Japan is a geographically extensive territory, and its human fauna are diverse. Even Japan's putative state-which defines and defends the political boundaries of the ecosphere called "Japan"-is rarely able to speak with a single and uniform official voice.

Propaganda published in English by the Ministry of Foreign Affairs or its semi-governmental affiliates fail to mention ethnic minorities in Japan like Ainu Japanese and Okinawan Japanese, and people of Korean and Chinese ancestry, to mention only the larger groups. They also usually make no mention of social minorities like burakumin, Japanese who regard themselves as the descendants of outcastes emancipated by law in 1871, and who may continue to experience various forms of discrimination.

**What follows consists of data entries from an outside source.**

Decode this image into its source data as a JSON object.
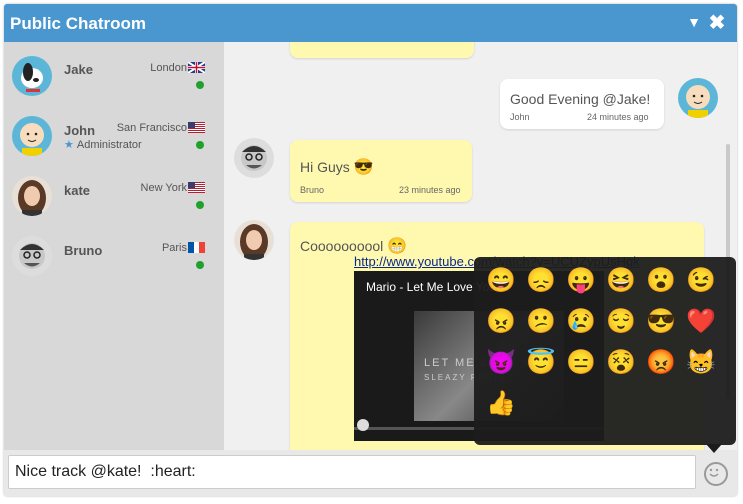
{
  "header": {
    "title": "Public Chatroom",
    "minimize_icon": "chevron-down-icon",
    "close_icon": "close-icon"
  },
  "users": [
    {
      "name": "Jake",
      "location": "London",
      "flag": "uk-flag",
      "role": ""
    },
    {
      "name": "John",
      "location": "San Francisco",
      "flag": "us-flag",
      "role": "Administrator"
    },
    {
      "name": "kate",
      "location": "New York",
      "flag": "us-flag",
      "role": ""
    },
    {
      "name": "Bruno",
      "location": "Paris",
      "flag": "fr-flag",
      "role": ""
    }
  ],
  "messages": [
    {
      "text": "Good Evening @Jake!",
      "author": "John",
      "time": "24 minutes ago",
      "side": "right"
    },
    {
      "text": "Hi Guys",
      "emoji": "😎",
      "author": "Bruno",
      "time": "23 minutes ago",
      "side": "left"
    },
    {
      "text": "Coooooooool",
      "emoji": "😁",
      "link": "http://www.youtube.com/watch?v=UCUZypUsHqk",
      "video_title": "Mario - Let Me Love You",
      "video_cover_text": "LET ME LOVE YOU",
      "video_cover_sub": "SLEAZY REMIX",
      "side": "left"
    }
  ],
  "emoji_picker": {
    "emojis": [
      "😄",
      "😞",
      "😛",
      "😆",
      "😮",
      "😉",
      "😠",
      "😕",
      "😢",
      "😌",
      "😎",
      "❤️",
      "😈",
      "😇",
      "😑",
      "😵",
      "😡",
      "😸",
      "👍"
    ]
  },
  "composer": {
    "value": "Nice track @kate!  :heart:",
    "smiley_icon": "smiley-icon"
  },
  "colors": {
    "header": "#4a96cf",
    "bubble_yellow": "#fff9b0",
    "online": "#1fa12b"
  }
}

Contrary to the assertions of most publications that consciously try to put a "positive face" on Japan: Japanese is not the only language of the country, Shinto is not the only native religion, society is not held together by consensus and harmony, few Japanese love nature, and isolation and peace are no more traits of Japanese history than they are of the histories of other politically and socially complex territories. So it seems there are many Japanese cultures-not just the official one.

Disinformation doctors

An interesting problem arises when books written in Japanese or English are translated from one language to the other: censorship. In the case of popular novels, most translation-hence censorship-is from English to Japanese. Thus readers of the Japanese edition of Rising Sun are getting a very different view of social problems in Japan than are readers of the English edition. For example, the English edition mentions burakumin, but they have been cut from the Japanese edition.

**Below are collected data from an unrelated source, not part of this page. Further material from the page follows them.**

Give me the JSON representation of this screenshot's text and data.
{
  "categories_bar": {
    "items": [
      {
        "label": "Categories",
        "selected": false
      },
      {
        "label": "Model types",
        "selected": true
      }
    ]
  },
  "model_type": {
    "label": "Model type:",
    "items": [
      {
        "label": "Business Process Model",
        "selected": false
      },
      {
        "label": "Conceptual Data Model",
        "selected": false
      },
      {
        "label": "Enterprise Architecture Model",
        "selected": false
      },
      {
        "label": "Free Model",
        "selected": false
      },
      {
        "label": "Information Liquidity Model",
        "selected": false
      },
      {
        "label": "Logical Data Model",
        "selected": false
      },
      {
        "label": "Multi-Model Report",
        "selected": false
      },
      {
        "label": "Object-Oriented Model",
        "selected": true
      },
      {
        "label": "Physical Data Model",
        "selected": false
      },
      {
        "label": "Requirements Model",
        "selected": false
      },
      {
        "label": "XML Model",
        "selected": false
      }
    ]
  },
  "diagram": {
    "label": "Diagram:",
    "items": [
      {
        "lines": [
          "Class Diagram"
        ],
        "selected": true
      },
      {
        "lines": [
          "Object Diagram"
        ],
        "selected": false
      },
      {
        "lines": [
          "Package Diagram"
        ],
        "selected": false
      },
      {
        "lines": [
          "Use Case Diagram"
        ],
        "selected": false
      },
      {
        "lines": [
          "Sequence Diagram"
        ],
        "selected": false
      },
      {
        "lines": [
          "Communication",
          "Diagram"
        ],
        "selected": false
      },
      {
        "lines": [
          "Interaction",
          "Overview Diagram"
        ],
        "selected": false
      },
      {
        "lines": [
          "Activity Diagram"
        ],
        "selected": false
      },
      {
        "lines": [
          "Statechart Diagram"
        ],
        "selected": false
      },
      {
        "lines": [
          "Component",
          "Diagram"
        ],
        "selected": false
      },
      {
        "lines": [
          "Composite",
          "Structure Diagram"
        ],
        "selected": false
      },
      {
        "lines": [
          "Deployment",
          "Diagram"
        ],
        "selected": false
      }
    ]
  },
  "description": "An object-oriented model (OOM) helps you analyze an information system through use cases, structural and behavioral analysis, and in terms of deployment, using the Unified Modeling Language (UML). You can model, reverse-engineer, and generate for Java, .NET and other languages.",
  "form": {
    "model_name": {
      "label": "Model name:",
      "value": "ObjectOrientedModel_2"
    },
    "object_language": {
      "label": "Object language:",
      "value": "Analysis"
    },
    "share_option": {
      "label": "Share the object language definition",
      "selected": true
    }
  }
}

Censorship is not limited to gatekeepers acting under direct pressure from a person or group that wants to protect an image and interests, or acting out of fear of negative publicity, intimidation, even terrorism. Censorship also results when translators and editors presume that it is their duty to protect readers from views-right or wrong-that might cause "misunderstanding" in Japanese society.

No wonder, then, that foreign students coming to Japan are likely to know the names of minority groups, or to have read about wartime atrocities, the very mention of which are apt to embarrass, shock, and confuse their Japanese hosts. No wonder that many Japanese of all ages are unprepared to debate whether the present Japanese government should take moral responsibility for acts committed in the name of its imperial predecessor during the decades of colonization and war-or whether the government ought to be doing more to recognize Japan's ethnic and social minorities and protect their human rights.

Freedom of expression

While popular novels involving the United States and Japan may be full of erroneous information and misleading images, they are often more reliable guides to the real world than works of orthodox Japanology. Writers of popular novels may be more willing than scholars to recognize that personality can be a more powerful than culture-especially in the world of raw political power, in which culture is apt to be at the mercy of educators and other propagandists who use "values" as instruments of social manipulation.

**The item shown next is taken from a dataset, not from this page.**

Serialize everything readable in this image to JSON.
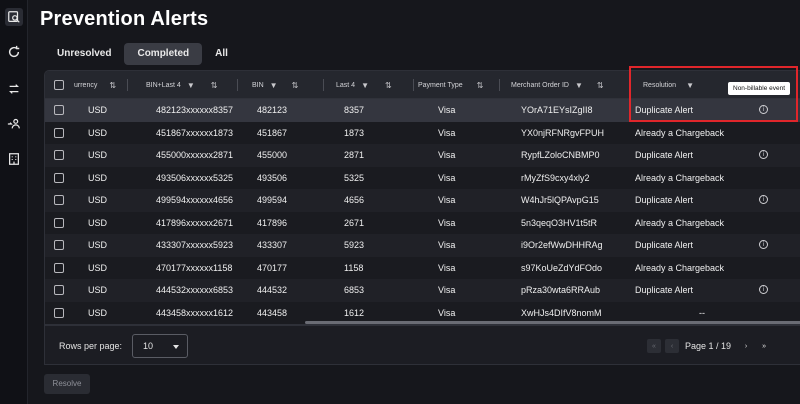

Popular novels can also be more realistic in how they portray the disorganization of human life. Where propaganda beautifies order and exaggerates goodness, writers of fiction remind us that all societies host their share of parasites-some very evil-that are bent on personal gain at the expense of others. Popular novels that deal with industrial espionage and political intrigue are especially adept at showing how people in all walks of life can be corrupted by ideology and power.

Most writers of popular novels are story tellers, not propagandists. Sometimes they write in ignorance about the people and places they portray, and at times their fantasies reflect personal prejudice. But in a free society, their fictional views of the human condition are an important balance to those of the propagandists who would censor them.